En y ajoutant le port du masque obligatoire, la mortalité serait cette fois diminuée de 40% supplémentaires (de 60% par rapport à l'absence de mesures de protection post-confinement), et le pic épidémique bien raboté, décalé à fin août-début septembre, avec des besoins en réanimation restant légèrement supérieurs à la capacité maximale.
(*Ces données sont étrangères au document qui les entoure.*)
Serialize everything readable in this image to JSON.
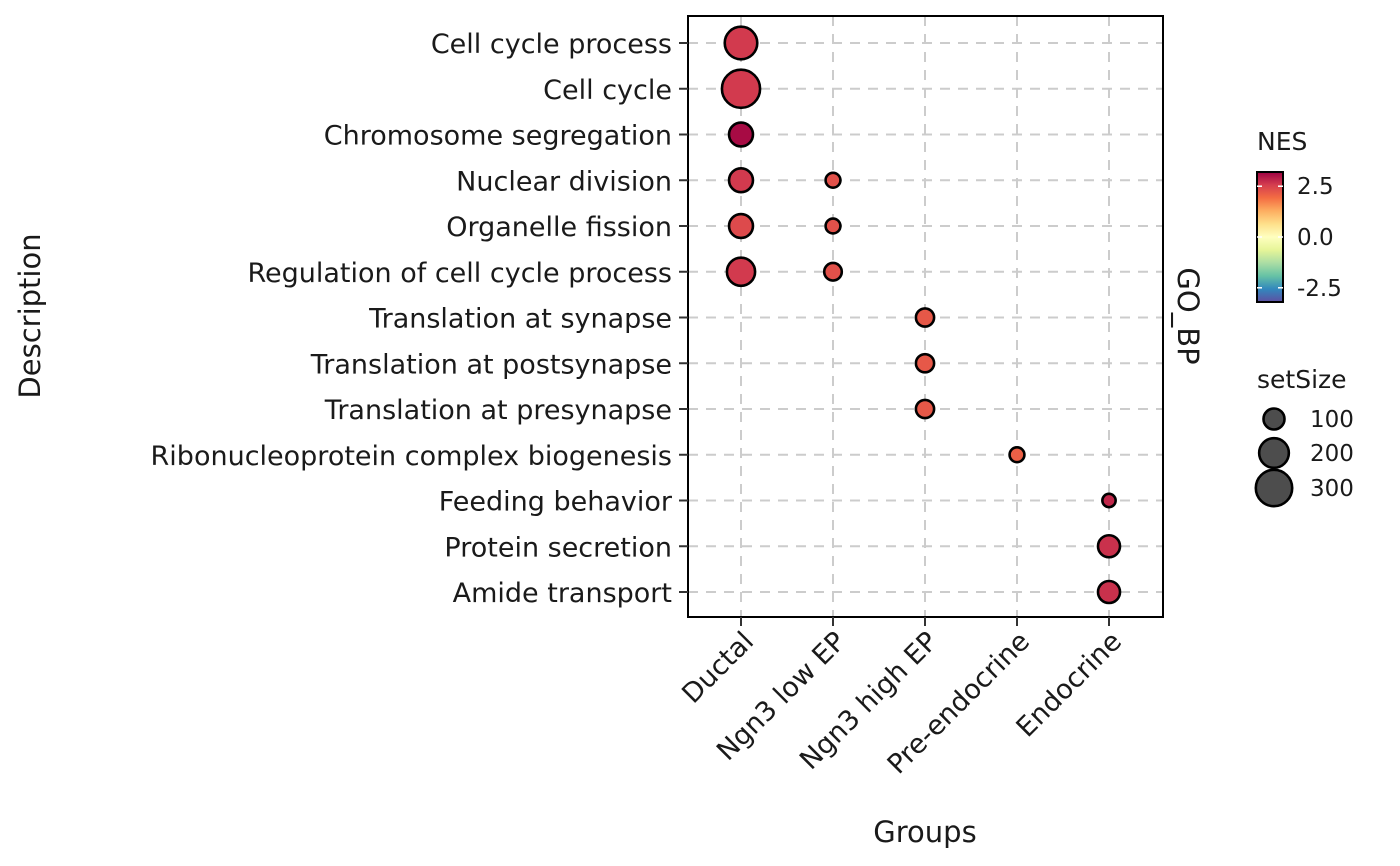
{
  "chart_data": {
    "type": "scatter",
    "subtype": "dot-plot",
    "xlabel": "Groups",
    "ylabel": "Description",
    "facet_label": "GO_BP",
    "categories_x": [
      "Ductal",
      "Ngn3 low EP",
      "Ngn3 high EP",
      "Pre-endocrine",
      "Endocrine"
    ],
    "categories_y": [
      "Cell cycle process",
      "Cell cycle",
      "Chromosome segregation",
      "Nuclear division",
      "Organelle fission",
      "Regulation of cell cycle process",
      "Translation at synapse",
      "Translation at postsynapse",
      "Translation at presynapse",
      "Ribonucleoprotein complex biogenesis",
      "Feeding behavior",
      "Protein secretion",
      "Amide transport"
    ],
    "points": [
      {
        "x": "Ductal",
        "y": "Cell cycle process",
        "NES": 2.6,
        "setSize": 240
      },
      {
        "x": "Ductal",
        "y": "Cell cycle",
        "NES": 2.6,
        "setSize": 330
      },
      {
        "x": "Ductal",
        "y": "Chromosome segregation",
        "NES": 3.1,
        "setSize": 130
      },
      {
        "x": "Ductal",
        "y": "Nuclear division",
        "NES": 2.6,
        "setSize": 130
      },
      {
        "x": "Ductal",
        "y": "Organelle fission",
        "NES": 2.4,
        "setSize": 130
      },
      {
        "x": "Ductal",
        "y": "Regulation of cell cycle process",
        "NES": 2.6,
        "setSize": 180
      },
      {
        "x": "Ngn3 low EP",
        "y": "Nuclear division",
        "NES": 2.3,
        "setSize": 50
      },
      {
        "x": "Ngn3 low EP",
        "y": "Organelle fission",
        "NES": 2.3,
        "setSize": 50
      },
      {
        "x": "Ngn3 low EP",
        "y": "Regulation of cell cycle process",
        "NES": 2.3,
        "setSize": 70
      },
      {
        "x": "Ngn3 high EP",
        "y": "Translation at synapse",
        "NES": 2.2,
        "setSize": 75
      },
      {
        "x": "Ngn3 high EP",
        "y": "Translation at postsynapse",
        "NES": 2.2,
        "setSize": 75
      },
      {
        "x": "Ngn3 high EP",
        "y": "Translation at presynapse",
        "NES": 2.2,
        "setSize": 75
      },
      {
        "x": "Pre-endocrine",
        "y": "Ribonucleoprotein complex biogenesis",
        "NES": 2.1,
        "setSize": 50
      },
      {
        "x": "Endocrine",
        "y": "Feeding behavior",
        "NES": 2.8,
        "setSize": 40
      },
      {
        "x": "Endocrine",
        "y": "Protein secretion",
        "NES": 2.7,
        "setSize": 110
      },
      {
        "x": "Endocrine",
        "y": "Amide transport",
        "NES": 2.7,
        "setSize": 110
      }
    ],
    "color_legend": {
      "title": "NES",
      "ticks": [
        2.5,
        0.0,
        -2.5
      ],
      "tick_labels": [
        "2.5",
        "0.0",
        "-2.5"
      ],
      "range": [
        -3.2,
        3.2
      ],
      "palette": [
        "#5e4fa2",
        "#3288bd",
        "#66c2a5",
        "#abdda4",
        "#e6f598",
        "#ffffbf",
        "#fee08b",
        "#fdae61",
        "#f46d43",
        "#d53e4f",
        "#9e0142"
      ]
    },
    "size_legend": {
      "title": "setSize",
      "values": [
        100,
        200,
        300
      ],
      "labels": [
        "100",
        "200",
        "300"
      ]
    },
    "grid": true,
    "legend_position": "right"
  }
}
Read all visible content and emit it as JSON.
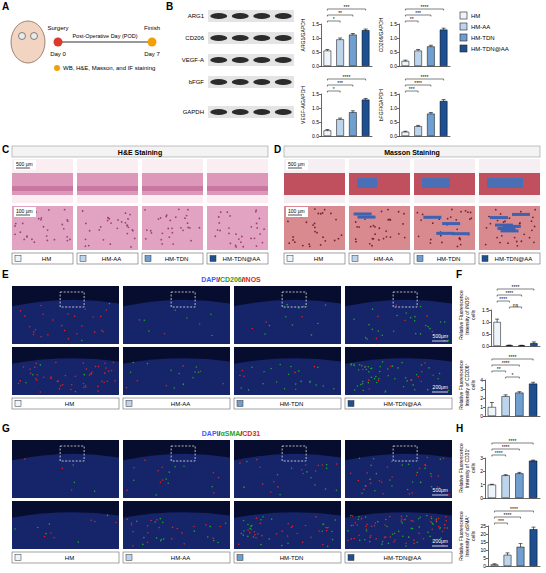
{
  "figure": {
    "panel_A": {
      "letter": "A",
      "start_event": "Surgery",
      "timeline": "Post-Operative Day (POD)",
      "end_event": "Finish",
      "start_day": "Day 0",
      "end_day": "Day 7",
      "assays": "WB, H&E, Masson, and IF staining"
    },
    "panel_B": {
      "letter": "B",
      "blot_rows": [
        "ARG1",
        "CD206",
        "VEGF-A",
        "bFGF",
        "GAPDH"
      ]
    },
    "legend": [
      {
        "name": "HM",
        "color": "#eef4fb"
      },
      {
        "name": "HM-AA",
        "color": "#bcd4ec"
      },
      {
        "name": "HM-TDN",
        "color": "#6f9fd0"
      },
      {
        "name": "HM-TDN@AA",
        "color": "#1d4f91"
      }
    ],
    "panel_C": {
      "letter": "C",
      "title": "H&E Staining",
      "scale_bars": [
        "500 μm",
        "100 μm"
      ]
    },
    "panel_D": {
      "letter": "D",
      "title": "Masson Staining",
      "scale_bars": [
        "500 μm",
        "100 μm"
      ]
    },
    "panel_E": {
      "letter": "E",
      "title": [
        {
          "text": "DAPI",
          "color": "#3d5bff"
        },
        {
          "text": "/",
          "color": "#000000"
        },
        {
          "text": "CD206",
          "color": "#1fa32a"
        },
        {
          "text": "/",
          "color": "#000000"
        },
        {
          "text": "iNOS",
          "color": "#e0241b"
        }
      ],
      "scale_bars": [
        "500μm",
        "200μm"
      ]
    },
    "panel_F": {
      "letter": "F"
    },
    "panel_G": {
      "letter": "G",
      "title": [
        {
          "text": "DAPI",
          "color": "#3d5bff"
        },
        {
          "text": "/",
          "color": "#000000"
        },
        {
          "text": "αSMA",
          "color": "#1fa32a"
        },
        {
          "text": "/",
          "color": "#000000"
        },
        {
          "text": "CD31",
          "color": "#e0241b"
        }
      ],
      "scale_bars": [
        "500μm",
        "200μm"
      ]
    },
    "panel_H": {
      "letter": "H"
    }
  },
  "chart_data": [
    {
      "type": "bar",
      "y_label": "ARG1/GAPDH",
      "categories": [
        "HM",
        "HM-AA",
        "HM-TDN",
        "HM-TDN@AA"
      ],
      "values": [
        0.55,
        0.95,
        1.12,
        1.28
      ],
      "errors": [
        0.04,
        0.05,
        0.04,
        0.04
      ],
      "colors": [
        "#eef4fb",
        "#bcd4ec",
        "#6f9fd0",
        "#1d4f91"
      ],
      "ylim": [
        0,
        1.5
      ],
      "yticks": [
        {
          "value": 0,
          "label": "0.0"
        },
        {
          "value": 0.5,
          "label": "0.5"
        },
        {
          "value": 1,
          "label": "1.0"
        },
        {
          "value": 1.5,
          "label": "1.5"
        }
      ],
      "grid": false,
      "tick_labels": "y",
      "significance": [
        {
          "groups": [
            "HM",
            "HM-AA"
          ],
          "label": "*"
        },
        {
          "groups": [
            "HM",
            "HM-TDN"
          ],
          "label": "**"
        },
        {
          "groups": [
            "HM",
            "HM-TDN@AA"
          ],
          "label": "***"
        }
      ]
    },
    {
      "type": "bar",
      "y_label": "CD206/GAPDH",
      "categories": [
        "HM",
        "HM-AA",
        "HM-TDN",
        "HM-TDN@AA"
      ],
      "values": [
        0.18,
        0.55,
        0.7,
        1.3
      ],
      "errors": [
        0.03,
        0.04,
        0.04,
        0.05
      ],
      "colors": [
        "#eef4fb",
        "#bcd4ec",
        "#6f9fd0",
        "#1d4f91"
      ],
      "ylim": [
        0,
        1.5
      ],
      "yticks": [
        {
          "value": 0,
          "label": "0.0"
        },
        {
          "value": 0.5,
          "label": "0.5"
        },
        {
          "value": 1,
          "label": "1.0"
        },
        {
          "value": 1.5,
          "label": "1.5"
        }
      ],
      "grid": false,
      "tick_labels": "y",
      "significance": [
        {
          "groups": [
            "HM",
            "HM-AA"
          ],
          "label": "**"
        },
        {
          "groups": [
            "HM",
            "HM-TDN"
          ],
          "label": "***"
        },
        {
          "groups": [
            "HM",
            "HM-TDN@AA"
          ],
          "label": "****"
        }
      ]
    },
    {
      "type": "bar",
      "y_label": "VEGF-A/GAPDH",
      "categories": [
        "HM",
        "HM-AA",
        "HM-TDN",
        "HM-TDN@AA"
      ],
      "values": [
        0.2,
        0.6,
        0.85,
        1.3
      ],
      "errors": [
        0.03,
        0.04,
        0.05,
        0.04
      ],
      "colors": [
        "#eef4fb",
        "#bcd4ec",
        "#6f9fd0",
        "#1d4f91"
      ],
      "ylim": [
        0,
        1.5
      ],
      "yticks": [
        {
          "value": 0,
          "label": "0.0"
        },
        {
          "value": 0.5,
          "label": "0.5"
        },
        {
          "value": 1,
          "label": "1.0"
        },
        {
          "value": 1.5,
          "label": "1.5"
        }
      ],
      "grid": false,
      "tick_labels": "y",
      "significance": [
        {
          "groups": [
            "HM",
            "HM-AA"
          ],
          "label": "*"
        },
        {
          "groups": [
            "HM",
            "HM-TDN"
          ],
          "label": "***"
        },
        {
          "groups": [
            "HM",
            "HM-TDN@AA"
          ],
          "label": "****"
        }
      ]
    },
    {
      "type": "bar",
      "y_label": "bFGF/GAPDH",
      "categories": [
        "HM",
        "HM-AA",
        "HM-TDN",
        "HM-TDN@AA"
      ],
      "values": [
        0.15,
        0.35,
        0.8,
        1.25
      ],
      "errors": [
        0.02,
        0.03,
        0.04,
        0.05
      ],
      "colors": [
        "#eef4fb",
        "#bcd4ec",
        "#6f9fd0",
        "#1d4f91"
      ],
      "ylim": [
        0,
        1.5
      ],
      "yticks": [
        {
          "value": 0,
          "label": "0.0"
        },
        {
          "value": 0.5,
          "label": "0.5"
        },
        {
          "value": 1,
          "label": "1.0"
        },
        {
          "value": 1.5,
          "label": "1.5"
        }
      ],
      "grid": false,
      "tick_labels": "y",
      "significance": [
        {
          "groups": [
            "HM",
            "HM-AA"
          ],
          "label": "***"
        },
        {
          "groups": [
            "HM",
            "HM-TDN"
          ],
          "label": "****"
        },
        {
          "groups": [
            "HM",
            "HM-TDN@AA"
          ],
          "label": "****"
        }
      ]
    },
    {
      "type": "bar",
      "y_label": "Relative Fluorescence Intensity of iNOS⁺ cells",
      "categories": [
        "HM",
        "HM-AA",
        "HM-TDN",
        "HM-TDN@AA"
      ],
      "values": [
        1.0,
        0.03,
        0.02,
        0.12
      ],
      "errors": [
        0.12,
        0.01,
        0.01,
        0.05
      ],
      "colors": [
        "#eef4fb",
        "#bcd4ec",
        "#6f9fd0",
        "#1d4f91"
      ],
      "ylim": [
        0,
        1.5
      ],
      "yticks": [
        {
          "value": 0,
          "label": "0.0"
        },
        {
          "value": 0.5,
          "label": "0.5"
        },
        {
          "value": 1,
          "label": "1.0"
        },
        {
          "value": 1.5,
          "label": "1.5"
        }
      ],
      "grid": false,
      "tick_labels": "y",
      "significance": [
        {
          "groups": [
            "HM-AA",
            "HM-TDN"
          ],
          "label": "ns"
        },
        {
          "groups": [
            "HM",
            "HM-AA"
          ],
          "label": "****"
        },
        {
          "groups": [
            "HM",
            "HM-TDN"
          ],
          "label": "****"
        },
        {
          "groups": [
            "HM",
            "HM-TDN@AA"
          ],
          "label": "****"
        }
      ]
    },
    {
      "type": "bar",
      "y_label": "Relative Fluorescence Intensity of CD206⁺ cells",
      "categories": [
        "HM",
        "HM-AA",
        "HM-TDN",
        "HM-TDN@AA"
      ],
      "values": [
        1.0,
        2.2,
        2.6,
        3.6
      ],
      "errors": [
        0.5,
        0.15,
        0.1,
        0.15
      ],
      "colors": [
        "#eef4fb",
        "#bcd4ec",
        "#6f9fd0",
        "#1d4f91"
      ],
      "ylim": [
        0,
        4
      ],
      "yticks": [
        0,
        1,
        2,
        3,
        4
      ],
      "grid": false,
      "tick_labels": "y",
      "significance": [
        {
          "groups": [
            "HM-AA",
            "HM-TDN"
          ],
          "label": "*"
        },
        {
          "groups": [
            "HM",
            "HM-AA"
          ],
          "label": "**"
        },
        {
          "groups": [
            "HM",
            "HM-TDN"
          ],
          "label": "****"
        },
        {
          "groups": [
            "HM",
            "HM-TDN@AA"
          ],
          "label": "****"
        }
      ]
    },
    {
      "type": "bar",
      "y_label": "Relative Fluorescence Intensity of CD31⁺ cells",
      "categories": [
        "HM",
        "HM-AA",
        "HM-TDN",
        "HM-TDN@AA"
      ],
      "values": [
        1.0,
        1.7,
        1.85,
        2.8
      ],
      "errors": [
        0.03,
        0.05,
        0.07,
        0.04
      ],
      "colors": [
        "#eef4fb",
        "#bcd4ec",
        "#6f9fd0",
        "#1d4f91"
      ],
      "ylim": [
        0,
        3
      ],
      "yticks": [
        0,
        1,
        2,
        3
      ],
      "grid": false,
      "tick_labels": "y",
      "significance": [
        {
          "groups": [
            "HM",
            "HM-AA"
          ],
          "label": "****"
        },
        {
          "groups": [
            "HM",
            "HM-TDN"
          ],
          "label": "****"
        },
        {
          "groups": [
            "HM",
            "HM-TDN@AA"
          ],
          "label": "****"
        }
      ]
    },
    {
      "type": "bar",
      "y_label": "Relative Fluorescence Intensity of αSMA⁺ cells",
      "categories": [
        "HM",
        "HM-AA",
        "HM-TDN",
        "HM-TDN@AA"
      ],
      "values": [
        1,
        7,
        12,
        23
      ],
      "errors": [
        0.4,
        1.2,
        2,
        1.3
      ],
      "colors": [
        "#eef4fb",
        "#bcd4ec",
        "#6f9fd0",
        "#1d4f91"
      ],
      "ylim": [
        0,
        25
      ],
      "yticks": [
        0,
        5,
        10,
        15,
        20,
        25
      ],
      "grid": false,
      "tick_labels": "y",
      "significance": [
        {
          "groups": [
            "HM",
            "HM-AA"
          ],
          "label": "***"
        },
        {
          "groups": [
            "HM",
            "HM-TDN"
          ],
          "label": "****"
        },
        {
          "groups": [
            "HM",
            "HM-TDN@AA"
          ],
          "label": "****"
        }
      ]
    }
  ]
}
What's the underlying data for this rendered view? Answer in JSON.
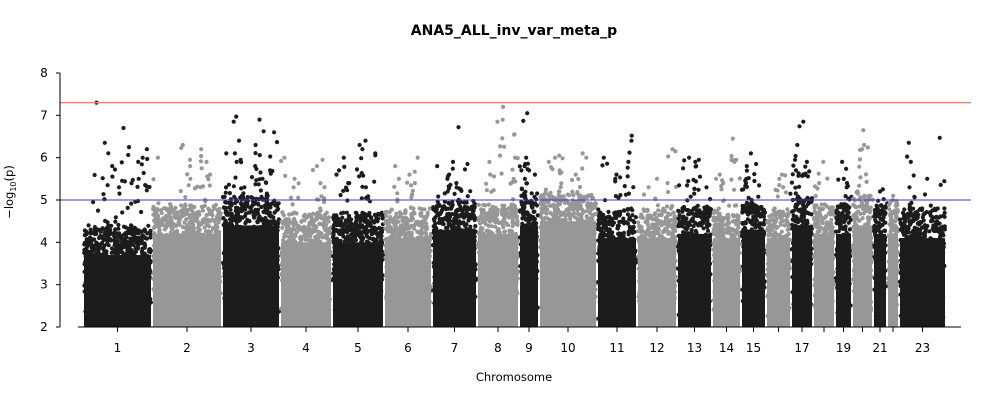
{
  "chart_data": {
    "type": "scatter",
    "title": "ANA5_ALL_inv_var_meta_p",
    "xlabel": "Chromosome",
    "ylabel": {
      "base": "−log",
      "sub": "10",
      "tail": "(p)"
    },
    "ylim": [
      2,
      8
    ],
    "y_ticks": [
      2,
      3,
      4,
      5,
      6,
      7,
      8
    ],
    "grid": false,
    "legend": "none",
    "colors": {
      "odd_chromosome": "#1c1c1c",
      "even_chromosome": "#979797",
      "genome_wide_line": "#f08080",
      "suggestive_line": "#3b3bb0"
    },
    "threshold_lines": [
      {
        "name": "genome-wide",
        "y": 7.3
      },
      {
        "name": "suggestive",
        "y": 5.0
      }
    ],
    "chromosomes": [
      {
        "chr": "1",
        "label": "1",
        "dense_max": 4.2,
        "peaks": [
          7.3,
          6.7,
          6.35,
          6.25,
          6.2,
          6.0,
          5.9,
          5.8,
          5.5,
          5.4,
          5.35,
          5.3
        ]
      },
      {
        "chr": "2",
        "label": "2",
        "dense_max": 4.7,
        "peaks": [
          6.3,
          6.2,
          6.0,
          5.95,
          5.9,
          5.8,
          5.75,
          5.6,
          5.5
        ]
      },
      {
        "chr": "3",
        "label": "3",
        "dense_max": 4.9,
        "peaks": [
          6.97,
          6.9,
          6.85,
          6.6,
          6.4,
          6.3,
          6.1,
          5.9,
          5.8,
          5.7,
          5.65,
          5.5,
          5.3
        ]
      },
      {
        "chr": "4",
        "label": "4",
        "dense_max": 4.5,
        "peaks": [
          6.0,
          5.95,
          5.8,
          5.5,
          5.4,
          5.3
        ]
      },
      {
        "chr": "5",
        "label": "5",
        "dense_max": 4.5,
        "peaks": [
          6.4,
          6.3,
          6.2,
          6.1,
          6.0,
          5.7,
          5.4,
          5.3
        ]
      },
      {
        "chr": "6",
        "label": "6",
        "dense_max": 4.6,
        "peaks": [
          6.0,
          5.8,
          5.6,
          5.5,
          5.4
        ]
      },
      {
        "chr": "7",
        "label": "7",
        "dense_max": 4.8,
        "peaks": [
          6.72,
          5.9,
          5.85,
          5.8,
          5.6,
          5.5,
          5.4
        ]
      },
      {
        "chr": "8",
        "label": "8",
        "dense_max": 4.7,
        "peaks": [
          7.2,
          6.85,
          6.55,
          6.0,
          5.9,
          5.6,
          5.5
        ]
      },
      {
        "chr": "9",
        "label": "9",
        "dense_max": 4.9,
        "peaks": [
          7.05,
          6.0,
          5.85,
          5.8,
          5.7,
          5.6,
          5.5
        ]
      },
      {
        "chr": "10",
        "label": "10",
        "dense_max": 5.0,
        "peaks": [
          6.1,
          6.05,
          6.0,
          5.9,
          5.7,
          5.6
        ]
      },
      {
        "chr": "11",
        "label": "11",
        "dense_max": 4.6,
        "peaks": [
          6.52,
          6.4,
          6.0,
          5.9,
          5.6,
          5.5
        ]
      },
      {
        "chr": "12",
        "label": "12",
        "dense_max": 4.6,
        "peaks": [
          6.2,
          5.5,
          5.4,
          5.3
        ]
      },
      {
        "chr": "13",
        "label": "13",
        "dense_max": 4.7,
        "peaks": [
          6.0,
          5.95,
          5.9,
          5.8,
          5.75,
          5.3
        ]
      },
      {
        "chr": "14",
        "label": "14",
        "dense_max": 4.6,
        "peaks": [
          6.45,
          5.95,
          5.9,
          5.6,
          5.4
        ]
      },
      {
        "chr": "15",
        "label": "15",
        "dense_max": 4.8,
        "peaks": [
          6.1,
          5.85,
          5.8,
          5.5,
          5.4
        ]
      },
      {
        "chr": "16",
        "label": "",
        "dense_max": 4.6,
        "peaks": [
          5.6,
          5.5,
          5.3
        ]
      },
      {
        "chr": "17",
        "label": "17",
        "dense_max": 4.9,
        "peaks": [
          6.85,
          6.3,
          5.95,
          5.9,
          5.7,
          5.6
        ]
      },
      {
        "chr": "18",
        "label": "",
        "dense_max": 4.7,
        "peaks": [
          5.9,
          5.4
        ]
      },
      {
        "chr": "19",
        "label": "19",
        "dense_max": 4.7,
        "peaks": [
          5.9,
          5.4,
          5.3
        ]
      },
      {
        "chr": "20",
        "label": "",
        "dense_max": 4.9,
        "peaks": [
          6.65,
          6.3,
          6.2,
          5.2,
          5.1
        ]
      },
      {
        "chr": "21",
        "label": "21",
        "dense_max": 4.7,
        "peaks": [
          5.25,
          5.2
        ]
      },
      {
        "chr": "22",
        "label": "",
        "dense_max": 4.7,
        "peaks": [
          5.1,
          5.0
        ]
      },
      {
        "chr": "23",
        "label": "23",
        "dense_max": 4.6,
        "peaks": [
          6.47,
          6.35,
          5.9,
          5.5,
          5.3
        ]
      }
    ]
  }
}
Les scénarios les plus optimistes sont ceux ajoutant le maintien du confinement des personnes vulnérables après le 11 mai, au maintien général des mesures barrières (masques et distanciation sociale). Si les personnes vulnérables restent confinées pendant 16 semaines, la mortalité baisse encore de 12%, le pic est décalé à début octobre, et les besoins en réanimation sont inférieurs à la capacité maximale, mais maintiennent la tension en étant supérieurs à la capacité normale.
Avec un maintien du confinement des personnes vulnérables pendant 38 semaines, en plus des mesures barrières, les courbes sont très aplaties, la mortalité diminue de 62% par rapport aux seules mesures de distanciation sociale et port du masque, et de 85% par rapport à l'absence de mesures de protection post-confinement, et les besoins en réanimation sont très en dessous des capacités habituelles (figures ci-contre).
Mais selon les chercheurs, si seulement la moitié des personnes vulnérables adhèrent aux mesures de confinement ciblé, un 2e pic épidémique ne pourra être évité, entraînant une nouvelle période probable de confinement général.
"Une fois qu'une majorité de la population à bas risque aura été immunisée contre le Covid-19, l'effet d'immunité de groupe empêchera probablement que les personnes vulnérables soient infectées. Comme les mesures de protection seront utilisées par l'ensemble de la population pour aplatir le rebond épidémique, l'effet d'immunité de groupe, possiblement associé à l'extinction progressive de l'épidémie, ne serait atteint que 38 semaines après la levée du confinement, c'est-à-dire fin février 2021", estiment les auteurs.